The present invention relates to an electric synchronous machine which is excited via rotating rectifiers from the rotating, Y-connected three-phase winding of an exciter machine, for which purpose the outputs of the three-phase winding are coupled to the diodes of a Y-connected rectifier, the Y-point of which is connected to one end of the exciter winding of the synchronous machine, while the other end of the exciter winding is connected to the central point of the three-phase winding, and wherein auxiliary slip rings are provided on the machine shaft, one of which is connected to the central point of the three-phase winding, the slip rings engaging brushes that can be lifted off, the slip rings coupling the brushes via switches to stationary electrical elements.
Apparatus for exciting a synchronous machine via rotating rectifiers with the exciter winding connected to the center of the three phase winding is known from U.S. Pat. No. 3,303,410. The known synchronous machine is a synchronous generator, the rotating excitation circuit of which is not in operation while the synchronous machine is starting up asynchronously. Although the excitation of the synchronous generator via the rotating rectifier is designed without slip rings, two auxiliary slip rings are further provided on the shaft of the known synchronous machine, which permit connection to stationary electrical elements via brushes that can be lifted off and switches. This circuitry, however, relates to a device for detecting shorts to ground in the rotor which is connected only temporarily and thus does not influence the operation of the synchronous generator which otherwise has no slip rings.

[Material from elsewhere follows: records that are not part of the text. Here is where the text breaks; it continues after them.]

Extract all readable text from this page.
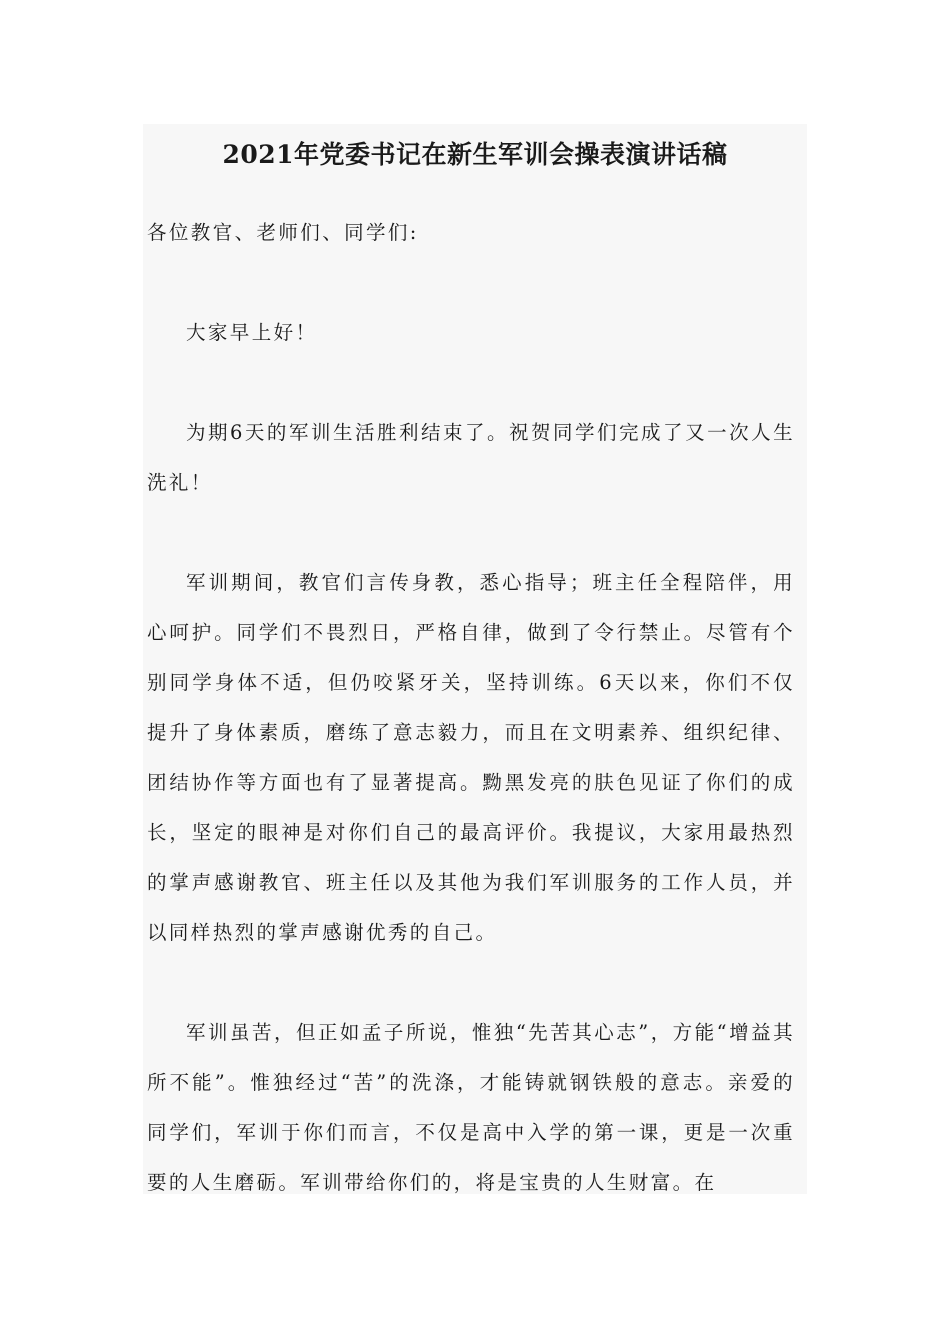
2021年党委书记在新生军训会操表演讲话稿

各位教官、老师们、同学们:

大家早上好！

为期6天的军训生活胜利结束了。祝贺同学们完成了又一次人生洗礼！

军训期间，教官们言传身教，悉心指导；班主任全程陪伴，用心呵护。同学们不畏烈日，严格自律，做到了令行禁止。尽管有个别同学身体不适，但仍咬紧牙关，坚持训练。6天以来，你们不仅提升了身体素质，磨练了意志毅力，而且在文明素养、组织纪律、团结协作等方面也有了显著提高。黝黑发亮的肤色见证了你们的成长，坚定的眼神是对你们自己的最高评价。我提议，大家用最热烈的掌声感谢教官、班主任以及其他为我们军训服务的工作人员，并以同样热烈的掌声感谢优秀的自己。

军训虽苦，但正如孟子所说，惟独“先苦其心志”，方能“增益其所不能”。惟独经过“苦”的洗涤，才能铸就钢铁般的意志。亲爱的同学们，军训于你们而言，不仅是高中入学的第一课，更是一次重要的人生磨砺。军训带给你们的，将是宝贵的人生财富。在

While in synchronous generators excited without slip rings, the excitation circuit is not operative during the asynchronous starting of the machine, the latter constitutes normal operation for synchronous motors excited without slip rings. In this connection, it is known, for instance, from German Pat. No. 15 63 329 and DE-OS 32 18 033, to excite the synchronous motor by means of an external-pole synchronous exciter machine without slip rings by letting the rotating three-phase winding of the external-pole synchronous exciter machine fed via a rotating rectifier connected in the three-phase bridge circuit feed the exciter winding of the synchronous motor. To this end, a series circuit of two thyristors poled in the forward direction of the field current is connected parallel to the exciter winding, the connecting line of which is connected to one lead of the three-phase winding. In addition, a firing device which fires in dependence on the voltage is connected between the positive pole of the field winding and the control electrodes of the thyristors, so that the negative half-waves of the alternating field current flow through the thyristors and the excitation circuit is protected against overvoltages. These firing devices are operative up to the time of the synchronization of the synchronous motor.
It is further known that several converter sets, each comprising a synchronous generator driven by a synchronous motor, can operate in parallel only if all drive motors are operated with the same pole wheel position, since otherwise the synchronous generators to be switched cannot be synchronized. Therefore, it is necessary to be able to correct the pole wheel position in such synchronous/synchronous converters subsequently by letting the drive motor slip in a specificed manner, the drive motors of which reach the synchronous speed always without excitation and in general without the correct pole position relative to each other because a counter-torque is lacking during the unloaded asynchronous start up.